Однажды он уже пытался покончить с собой на "Ледоколе", но эта попытка самоубийства была вызвана отчаянием, он видел в своей смерти единственное, что могло остановить Дакоту и в то же время не подвергать опасности спящих. Он пришел к решению покончить с собой только как к кульминации мрачных расчетов, а не потому, что устал от жизни или искал какого-либо освобождения в смерти. Жизнь не переставала удивлять его; он еще не был готов отказаться от нее без веской причины.
Теперь все было по-другому. Его смерть мало повлияла бы на их шансы и уж точно не улучшила бы их. Точно так же у него не было никакой непосредственной и неотложной внешней причины для самоубийства.
За исключением того, что Ужас проник внутрь него и свел на нет все мыслимые доводы в пользу его дальнейшего существования. Это было бесцельно, дневник бесполезных поступков, который сам по себе был обречен на стирание. Ничто никогда не будет иметь значения. Ничто никогда не изменит этот единственный факт, ничто никогда не сделает его более терпимым. Как могли М-строители вообще обладать такими знаниями?
Более того, как мог Кану Экинья?
Нисса держала его за руку в перчатке.
- Нет, - сказала она.
И он понял.
Нет, пока нет.
- Я видел это, - заявил он, охваченный дрожащим ужасом. - Ужас. Я понимал это. Это во мне - наполняет меня, как черный яд. Это всегда будет во мне.
- Я тоже это видела, - ответила Нисса. - Это и во мне тоже есть. На данный момент это все, о чем я могу думать. Я хочу закрыть уши руками и не слышать этого. Это похоже на крик отчаяния, исходящий из каждой клеточки моего тела. Но мы должны быть сильнее Ужаса. Это пройдет. Это должно быть так. Чику стерпела это.
- Я не так силен, как Чику.
- Я тоже. Но нас двое. Мне нужно, чтобы ты отошел от края пропасти, водяной. И я нужна тебе. Помни, теперь мы женаты.

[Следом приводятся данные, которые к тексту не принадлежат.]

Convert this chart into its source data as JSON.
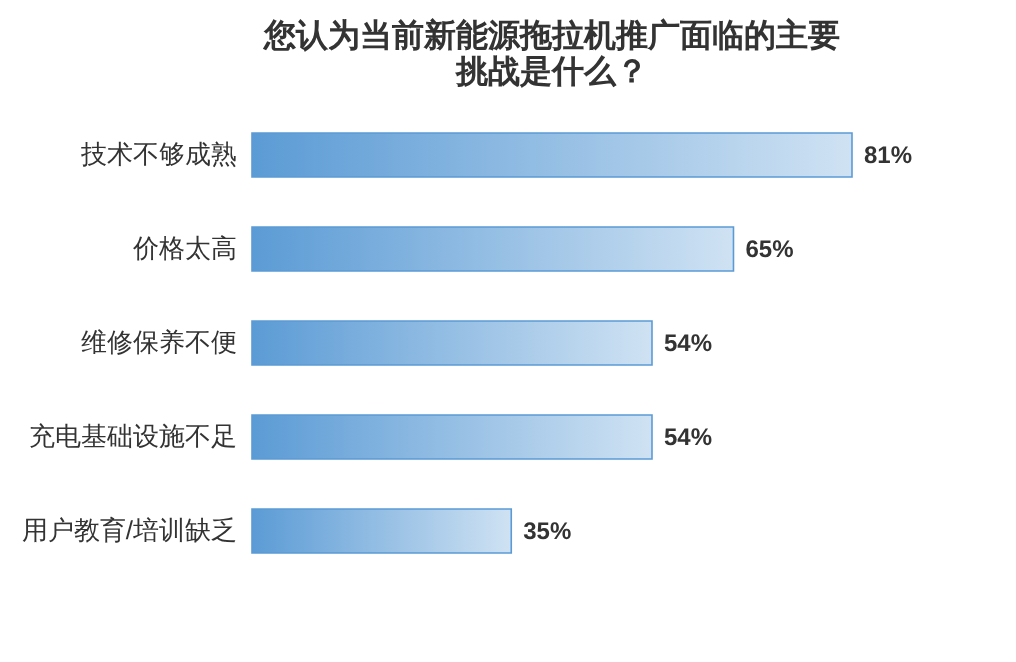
{
  "chart_data": {
    "type": "bar",
    "orientation": "horizontal",
    "title": "您认为当前新能源拖拉机推广面临的主要挑战是什么？",
    "categories": [
      "技术不够成熟",
      "价格太高",
      "维修保养不便",
      "充电基础设施不足",
      "用户教育/培训缺乏"
    ],
    "values": [
      81,
      65,
      54,
      54,
      35
    ],
    "color": "#5b9bd5",
    "value_labels": [
      "81%",
      "65%",
      "54%",
      "54%",
      "35%"
    ]
  }
}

Кану заставил себя кивнуть. Ему казалось, что во вселенной недостаточно сил, чтобы отбросить то поглощающее душу отрицание, которое он теперь ощущал внутри себя. Но он должен был попытаться.
Ради них обоих.
С мостика он снова и снова запускал моделирование. В моделях не было изъяна, только выбор смертей - различные углы, под которыми они слишком круто ударялись о воздух. "Ледокол" был защищен броней от напора океана Европы, но это было совершенно иное предложение, чем аэродинамика трансатмосферного полета.
- Если только я чего-то не упускаю...
- Это не так, - сказал Свифт. - "Ной" - наш единственный вариант. Это могло бы помочь нам спуститься сквозь эту атмосферу.
- Могло бы?
- Скорость нашего сближения все еще очень высока. "Ной" был сконструирован для перемещения между низкой орбитой "Занзибара" и поверхностью Крусибла, а не для того, чтобы выдерживать скорость, превышающую восемьдесят километров в секунду.

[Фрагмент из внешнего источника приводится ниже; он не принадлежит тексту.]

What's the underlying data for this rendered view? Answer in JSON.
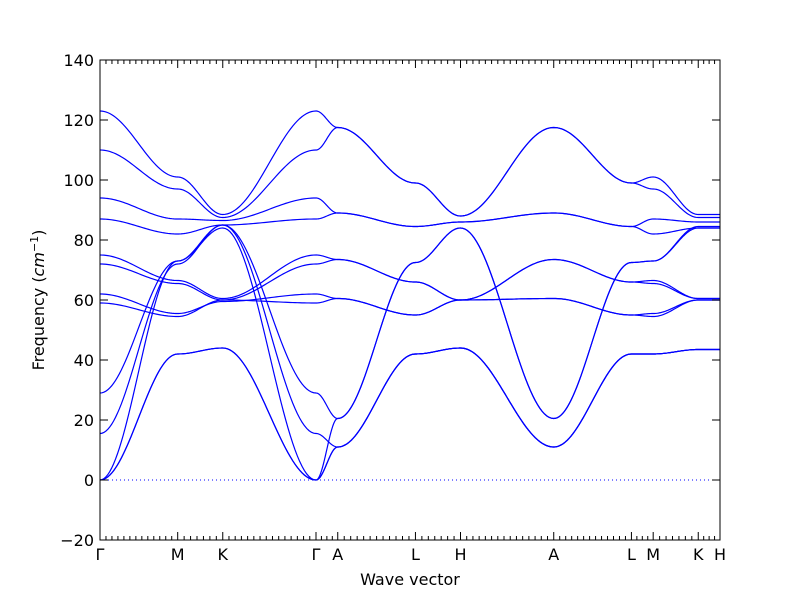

- Это может вернуть нас обратно в открытый космос? - спросила Нисса.
- Не на такой скорости. Мы все равно были бы слишком глубоко в гравитационном колодце. В лучшем случае мы можем использовать оставшийся у "Ноя" маневр, чтобы облегчить вход в атмосферу, и надеяться, что аэродинамическое торможение сделает все остальное.

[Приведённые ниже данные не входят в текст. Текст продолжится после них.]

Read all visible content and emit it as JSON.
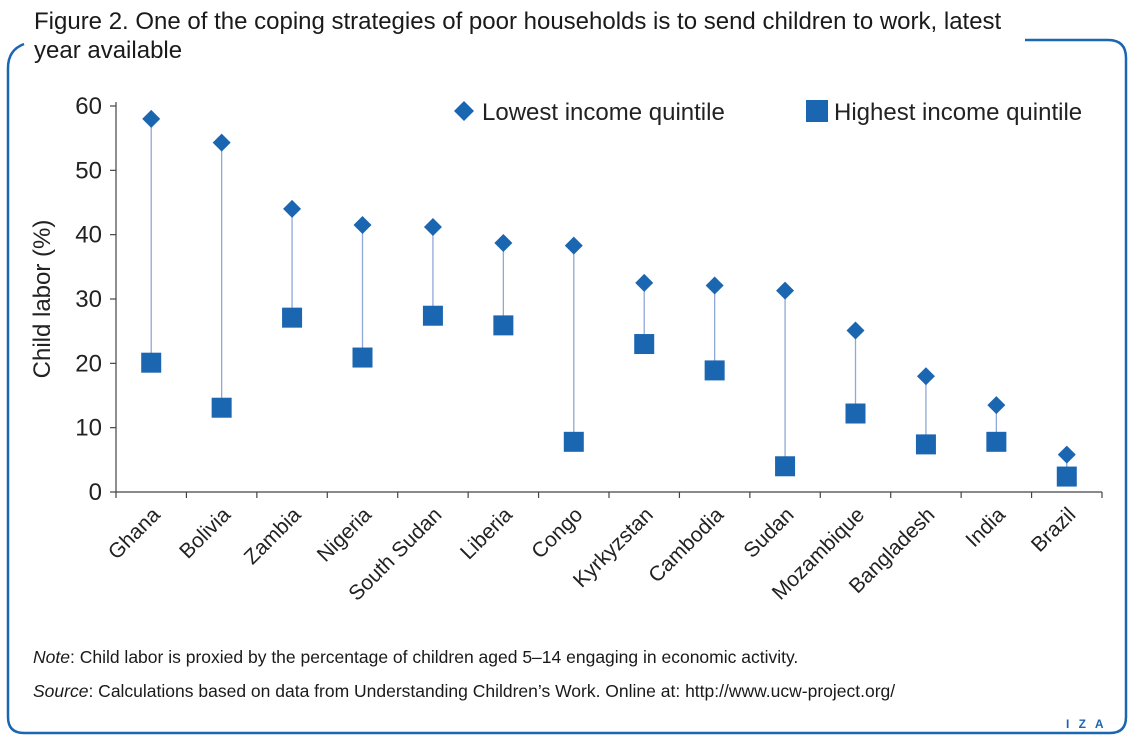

Кану кивнул - бессмысленно было надеяться на какую-либо большую определенность, чем эта. По правде говоря, как он сказал экипажу "Мпоси", они уже были обречены на свою судьбу. Он прикоснулся перчаткой к пульту управления, чувствуя себя так, словно собирался отправить верную и надежную рабочую лошадку на бойню. - Это всего лишь машина, но у меня почти такое чувство, будто я ее предаю.
- Это Свифт, истекает кровью, - сказала Нисса.
- А как насчет тебя, Свифт? Твой аватар внутри "Ледокола" - можешь ли ты передать его "Ною"?
- Не решаюсь сказать. Как ты оцениваешь оставшееся у нас время?
Кану взглянул на дисплей, прищурившись от путаницы векторов и орбит - это было похоже на поединок по борьбе между морскими чудовищами со множеством щупалец. - Это зависит от точки разделения. Слишком рано, и спутники могут принять "Ноя" за вторую экспедицию - или даже истолковать это как угрозу. В любом случае, я не хочу так скоро снова переживать этот Ужас. Слишком поздно, и у нас не будет достаточно времени, чтобы затормозить. В любом случае, у нас в запасе меньше пятнадцати минут.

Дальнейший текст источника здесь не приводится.